European Court passes judgment in favor of Azerbaijani journalist hiding in Swiss embassy
The Chamber of seven judges of the European Court of Human Rights passed unanimous judgment regarding the case of the Azerbaijani journalist Emin Huseynov, who was arrested at a café in Baku in 2008 and who had to be admitted to intensive care in a hospital following his release from police custody. The Court found that Mr Huseynov had been ill-treated during his arrest and whilst in police detention and that there had been no effective investigation in this respect. It further found that he had been unlawfully deprived of his liberty and that the police intervention had amounted to an unlawful interference with his freedom of assembly. The judgment is available on the website of the European Court.
The Court noted that Huseynov was in good health when taken into police custody yet he left the police station in an ambulance and was unconscious. The Court also found that Huseynov’s arrest and detention on 14 June 2008 had been arbitrary and unlawful.
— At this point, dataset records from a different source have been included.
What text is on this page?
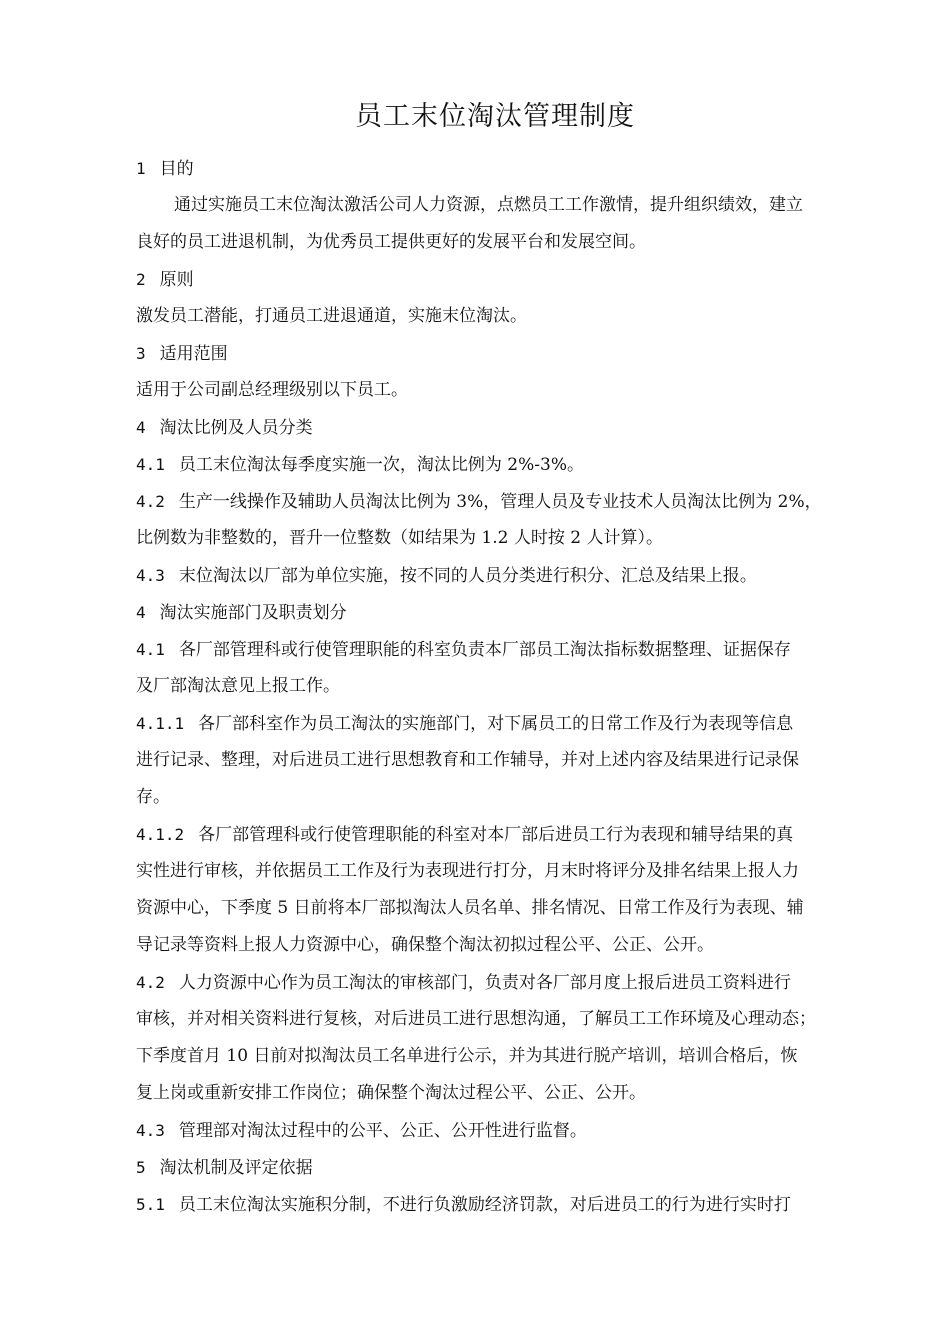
员工末位淘汰管理制度
1 目的
通过实施员工末位淘汰激活公司人力资源，点燃员工工作激情，提升组织绩效，建立
良好的员工进退机制，为优秀员工提供更好的发展平台和发展空间。
2 原则
激发员工潜能，打通员工进退通道，实施末位淘汰。
3 适用范围
适用于公司副总经理级别以下员工。
4 淘汰比例及人员分类
4.1 员工末位淘汰每季度实施一次，淘汰比例为 2%-3%。
4.2 生产一线操作及辅助人员淘汰比例为 3%，管理人员及专业技术人员淘汰比例为 2%，
比例数为非整数的，晋升一位整数（如结果为 1.2 人时按 2 人计算）。
4.3 末位淘汰以厂部为单位实施，按不同的人员分类进行积分、汇总及结果上报。
4 淘汰实施部门及职责划分
4.1 各厂部管理科或行使管理职能的科室负责本厂部员工淘汰指标数据整理、证据保存
及厂部淘汰意见上报工作。
4.1.1 各厂部科室作为员工淘汰的实施部门，对下属员工的日常工作及行为表现等信息
进行记录、整理，对后进员工进行思想教育和工作辅导，并对上述内容及结果进行记录保
存。
4.1.2 各厂部管理科或行使管理职能的科室对本厂部后进员工行为表现和辅导结果的真
实性进行审核，并依据员工工作及行为表现进行打分，月末时将评分及排名结果上报人力
资源中心，下季度 5 日前将本厂部拟淘汰人员名单、排名情况、日常工作及行为表现、辅
导记录等资料上报人力资源中心，确保整个淘汰初拟过程公平、公正、公开。
4.2 人力资源中心作为员工淘汰的审核部门，负责对各厂部月度上报后进员工资料进行
审核，并对相关资料进行复核，对后进员工进行思想沟通，了解员工工作环境及心理动态；
下季度首月 10 日前对拟淘汰员工名单进行公示，并为其进行脱产培训，培训合格后，恢
复上岗或重新安排工作岗位；确保整个淘汰过程公平、公正、公开。
4.3 管理部对淘汰过程中的公平、公正、公开性进行监督。
5 淘汰机制及评定依据
5.1 员工末位淘汰实施积分制，不进行负激励经济罚款，对后进员工的行为进行实时打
The Court held that Azerbaijan was to pay Mr Huseynov EUR 15,000 in respect of non-pecuniary damage and EUR 5,000 in respect of costs and expenses.
In August 2014 the police searched the IRFS offices, whose chairman is Huseynov, and confiscating the computers and the documents, sealed the office. After that, Emin Huseynov has taken refuge in the Swiss Embassy in Baku since August 18 to escape the authorities’ repressions. He faces charges under three articles of the Criminal Code of Azerbaijan – 308 (abuse of power), 213 (tax evasion) and 192 (illegal entrepreneurship). Human rights groups consider those charges politically motivated. Last time when he was arrested in 2008 for attending a party to celebrate Che Guevara’s birthday, the police beat him so badly that he got head trauma.